In 1969, with one of the most historic moments of the human race taking place in front of the eyes of the world, Pink Floyd found themselves soundtracking the seminal moment in global history using their brains and their instruments. As Neil Armstrong stepped on to that glowing rock in the sky, David Gilmour, Roger Waters, Rick Wright and Nick Mason were tuning up to provide some welcomed reprieve.
David Gilmour told The Guardianin 2009 of the unprecedented experience, “We were in a BBC TV studio jamming to the landing. It was a live broadcast, and there was a panel of scientists on one side of the studio, with us on the other. I was 23.” It was an event that came early in Gilmour’s career in the band, having joined in 1968, and it provided another note of merit on Pink Floyd’s growing musical CV as well as an early contender for the best “I’ll tell the grandkids about that”.
The basic premise of their appearance on BBC during one of the most viewed television programmes of all time would be that Pink Floyd would provide some musical interludes during the broadcast.

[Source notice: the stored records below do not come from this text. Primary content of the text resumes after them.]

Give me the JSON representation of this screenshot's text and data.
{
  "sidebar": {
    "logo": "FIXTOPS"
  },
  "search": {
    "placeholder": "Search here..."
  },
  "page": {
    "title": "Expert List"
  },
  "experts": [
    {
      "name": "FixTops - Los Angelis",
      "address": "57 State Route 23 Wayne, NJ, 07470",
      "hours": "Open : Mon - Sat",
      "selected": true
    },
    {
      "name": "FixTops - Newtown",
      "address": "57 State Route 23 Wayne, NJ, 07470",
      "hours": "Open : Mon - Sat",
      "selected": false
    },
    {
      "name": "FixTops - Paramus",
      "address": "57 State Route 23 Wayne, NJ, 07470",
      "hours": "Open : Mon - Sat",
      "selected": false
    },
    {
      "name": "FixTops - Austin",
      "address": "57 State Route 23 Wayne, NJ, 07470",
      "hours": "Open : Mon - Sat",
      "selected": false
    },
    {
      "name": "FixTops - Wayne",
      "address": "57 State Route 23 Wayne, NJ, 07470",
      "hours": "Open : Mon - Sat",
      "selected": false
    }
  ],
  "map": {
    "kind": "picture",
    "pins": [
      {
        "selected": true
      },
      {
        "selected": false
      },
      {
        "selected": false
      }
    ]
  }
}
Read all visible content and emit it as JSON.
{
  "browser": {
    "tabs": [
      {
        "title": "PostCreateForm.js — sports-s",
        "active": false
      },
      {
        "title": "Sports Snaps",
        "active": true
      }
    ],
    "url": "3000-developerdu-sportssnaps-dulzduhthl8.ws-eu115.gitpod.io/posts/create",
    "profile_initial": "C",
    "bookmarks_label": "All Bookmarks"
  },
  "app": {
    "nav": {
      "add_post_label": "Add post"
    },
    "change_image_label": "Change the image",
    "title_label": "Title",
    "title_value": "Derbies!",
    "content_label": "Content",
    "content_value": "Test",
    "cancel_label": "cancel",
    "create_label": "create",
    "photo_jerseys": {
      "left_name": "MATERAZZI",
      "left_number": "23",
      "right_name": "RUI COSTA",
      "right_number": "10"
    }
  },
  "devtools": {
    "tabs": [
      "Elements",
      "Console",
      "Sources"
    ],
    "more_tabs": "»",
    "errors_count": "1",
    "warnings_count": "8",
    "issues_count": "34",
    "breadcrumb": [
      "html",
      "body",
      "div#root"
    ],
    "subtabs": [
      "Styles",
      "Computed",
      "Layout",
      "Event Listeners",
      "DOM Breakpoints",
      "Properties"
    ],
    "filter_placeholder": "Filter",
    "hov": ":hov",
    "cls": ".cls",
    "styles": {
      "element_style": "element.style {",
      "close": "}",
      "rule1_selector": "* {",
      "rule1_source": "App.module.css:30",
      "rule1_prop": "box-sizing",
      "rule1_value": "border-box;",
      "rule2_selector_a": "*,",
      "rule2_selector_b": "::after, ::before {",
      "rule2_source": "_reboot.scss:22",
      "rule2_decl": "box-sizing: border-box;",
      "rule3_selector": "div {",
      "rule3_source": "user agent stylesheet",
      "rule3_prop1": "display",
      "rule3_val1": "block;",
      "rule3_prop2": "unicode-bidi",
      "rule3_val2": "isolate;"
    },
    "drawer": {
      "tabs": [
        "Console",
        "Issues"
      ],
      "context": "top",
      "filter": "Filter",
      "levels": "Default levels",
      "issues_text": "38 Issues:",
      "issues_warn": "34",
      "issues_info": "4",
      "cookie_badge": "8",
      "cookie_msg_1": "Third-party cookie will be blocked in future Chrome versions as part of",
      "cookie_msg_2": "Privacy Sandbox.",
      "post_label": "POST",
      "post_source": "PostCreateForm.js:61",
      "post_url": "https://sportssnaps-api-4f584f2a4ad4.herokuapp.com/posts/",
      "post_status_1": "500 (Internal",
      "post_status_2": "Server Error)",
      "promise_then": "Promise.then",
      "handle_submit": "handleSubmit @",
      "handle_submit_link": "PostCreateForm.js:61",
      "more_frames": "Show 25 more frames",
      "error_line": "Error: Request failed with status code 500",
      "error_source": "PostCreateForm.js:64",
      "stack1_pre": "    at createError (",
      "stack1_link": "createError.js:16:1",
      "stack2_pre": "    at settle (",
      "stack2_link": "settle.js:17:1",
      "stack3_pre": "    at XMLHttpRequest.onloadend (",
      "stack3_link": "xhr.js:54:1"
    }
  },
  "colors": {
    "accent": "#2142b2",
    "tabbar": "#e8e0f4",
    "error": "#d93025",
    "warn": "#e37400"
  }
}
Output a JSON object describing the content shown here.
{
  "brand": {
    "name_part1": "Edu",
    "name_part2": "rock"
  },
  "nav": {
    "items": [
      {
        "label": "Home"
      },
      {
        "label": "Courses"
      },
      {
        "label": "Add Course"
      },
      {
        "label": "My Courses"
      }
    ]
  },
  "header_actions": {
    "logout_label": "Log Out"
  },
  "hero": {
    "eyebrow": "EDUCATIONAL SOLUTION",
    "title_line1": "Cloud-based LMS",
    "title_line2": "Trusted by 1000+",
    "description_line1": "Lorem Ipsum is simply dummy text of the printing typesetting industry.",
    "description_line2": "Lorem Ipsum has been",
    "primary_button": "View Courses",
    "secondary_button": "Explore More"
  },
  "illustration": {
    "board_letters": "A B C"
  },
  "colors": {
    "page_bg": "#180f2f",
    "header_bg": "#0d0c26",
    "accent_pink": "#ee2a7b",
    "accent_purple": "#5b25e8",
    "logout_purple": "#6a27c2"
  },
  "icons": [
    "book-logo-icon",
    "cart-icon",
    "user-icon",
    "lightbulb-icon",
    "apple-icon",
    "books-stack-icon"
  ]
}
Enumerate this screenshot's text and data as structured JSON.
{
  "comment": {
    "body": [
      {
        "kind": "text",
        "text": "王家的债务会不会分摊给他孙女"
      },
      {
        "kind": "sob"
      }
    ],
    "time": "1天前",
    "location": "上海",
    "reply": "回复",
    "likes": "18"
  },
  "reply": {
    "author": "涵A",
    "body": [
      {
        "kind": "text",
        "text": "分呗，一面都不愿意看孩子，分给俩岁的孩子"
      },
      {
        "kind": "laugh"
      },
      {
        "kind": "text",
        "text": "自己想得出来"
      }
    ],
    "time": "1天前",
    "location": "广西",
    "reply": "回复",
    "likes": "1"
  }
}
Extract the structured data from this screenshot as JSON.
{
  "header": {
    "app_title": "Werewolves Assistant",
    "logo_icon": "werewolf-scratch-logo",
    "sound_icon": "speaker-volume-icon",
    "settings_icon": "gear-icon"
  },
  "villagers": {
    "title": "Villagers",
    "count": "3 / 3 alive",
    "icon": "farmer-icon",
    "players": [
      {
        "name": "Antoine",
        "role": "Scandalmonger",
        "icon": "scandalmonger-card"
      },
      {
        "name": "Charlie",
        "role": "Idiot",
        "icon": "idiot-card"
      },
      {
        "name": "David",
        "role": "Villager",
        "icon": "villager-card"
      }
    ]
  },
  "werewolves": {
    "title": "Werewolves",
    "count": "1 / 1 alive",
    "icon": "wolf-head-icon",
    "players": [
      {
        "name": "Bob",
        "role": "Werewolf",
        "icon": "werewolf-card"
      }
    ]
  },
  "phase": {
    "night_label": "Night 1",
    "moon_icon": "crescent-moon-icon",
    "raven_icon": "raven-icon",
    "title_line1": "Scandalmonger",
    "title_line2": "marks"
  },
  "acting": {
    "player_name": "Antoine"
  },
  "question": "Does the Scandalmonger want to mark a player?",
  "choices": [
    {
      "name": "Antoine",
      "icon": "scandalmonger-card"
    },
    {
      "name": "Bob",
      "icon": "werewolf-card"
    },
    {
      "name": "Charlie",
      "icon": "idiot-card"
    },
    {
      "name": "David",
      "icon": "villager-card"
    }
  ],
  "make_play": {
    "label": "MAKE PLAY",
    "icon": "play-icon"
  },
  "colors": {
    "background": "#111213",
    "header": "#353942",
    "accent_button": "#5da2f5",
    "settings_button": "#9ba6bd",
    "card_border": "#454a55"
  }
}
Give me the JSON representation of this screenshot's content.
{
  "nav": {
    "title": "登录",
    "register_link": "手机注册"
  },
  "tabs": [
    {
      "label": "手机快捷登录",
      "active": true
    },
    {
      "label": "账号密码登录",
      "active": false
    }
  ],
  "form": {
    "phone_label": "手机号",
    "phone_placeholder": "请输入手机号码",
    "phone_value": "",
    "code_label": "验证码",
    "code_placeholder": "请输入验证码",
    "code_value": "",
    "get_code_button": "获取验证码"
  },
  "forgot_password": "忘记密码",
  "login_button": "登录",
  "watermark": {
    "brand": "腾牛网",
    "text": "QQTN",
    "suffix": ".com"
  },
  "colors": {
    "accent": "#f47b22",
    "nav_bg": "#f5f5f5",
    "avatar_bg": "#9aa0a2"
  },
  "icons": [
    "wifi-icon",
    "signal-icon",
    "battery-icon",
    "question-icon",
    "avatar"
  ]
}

The show itself was the first time the BBC had ever run a schedule overnight and they were clearly a little worried about dead air ensuring people turned off the televisions. So between presenter James Burke’s comments, interludes from Ian McKellen and Judi Dench plus special moon-centric bulletins and children’s shows, Pink Floyd would provide an ample soundtrack capable of lift-off on its own.
Gilmour said: “They were broadcasting the moon landing and they thought that to provide a bit of a break they would show us jamming. It was only about five minutes long. The song was called Moonhead – it’s a nice, atmospheric, spacey, 12-bar blues.”
It really is too. The jam session, a skill that Pink Floyd would perfect well beyond their contemporaries, is an almost faultless piece of music and though it may not have been played directly as the Lunar Module descended on to that dusty old rock, in our heads, it would’ve and still does fit perfectly. It ranges from atmospheric to jubilant, from poised to existential, and everything in between.
Gilmour notes that he remembered, “At the time being in my flat in London, gazing up at the moon, and thinking, ‘there are actually people standing up there right now’. It brought it home to me powerfully, that you could be looking up at the moon and there would be people standing on it.”
Although Gilmour admitted that: “It was fantastic to be thinking that we were in there making up a piece of music, while the astronauts were standing on the moon,” but he was keen to point out that it didn’t affect their direction of music. Floyd and their principal lyricist of the time, Roger Waters, instead were “looking more into going inwards, going into the inner space of the human mind and condition. And I think that was sort of the end of our exploration into outer space.”
While the landing may not have inspired Pink Floyd to write the next psych-rock space epic, it would allow a huge audience to connect them with a seminal moment in history through the otherworldly connection of music. It also allowed Pink Floyd to further make their imprint on the British music scene.
So, if you ever find yourself in a heated debate about music, always double-check that Pink Floyd didn’t already do it because if they did, well, they probably did it better than anyone else could have.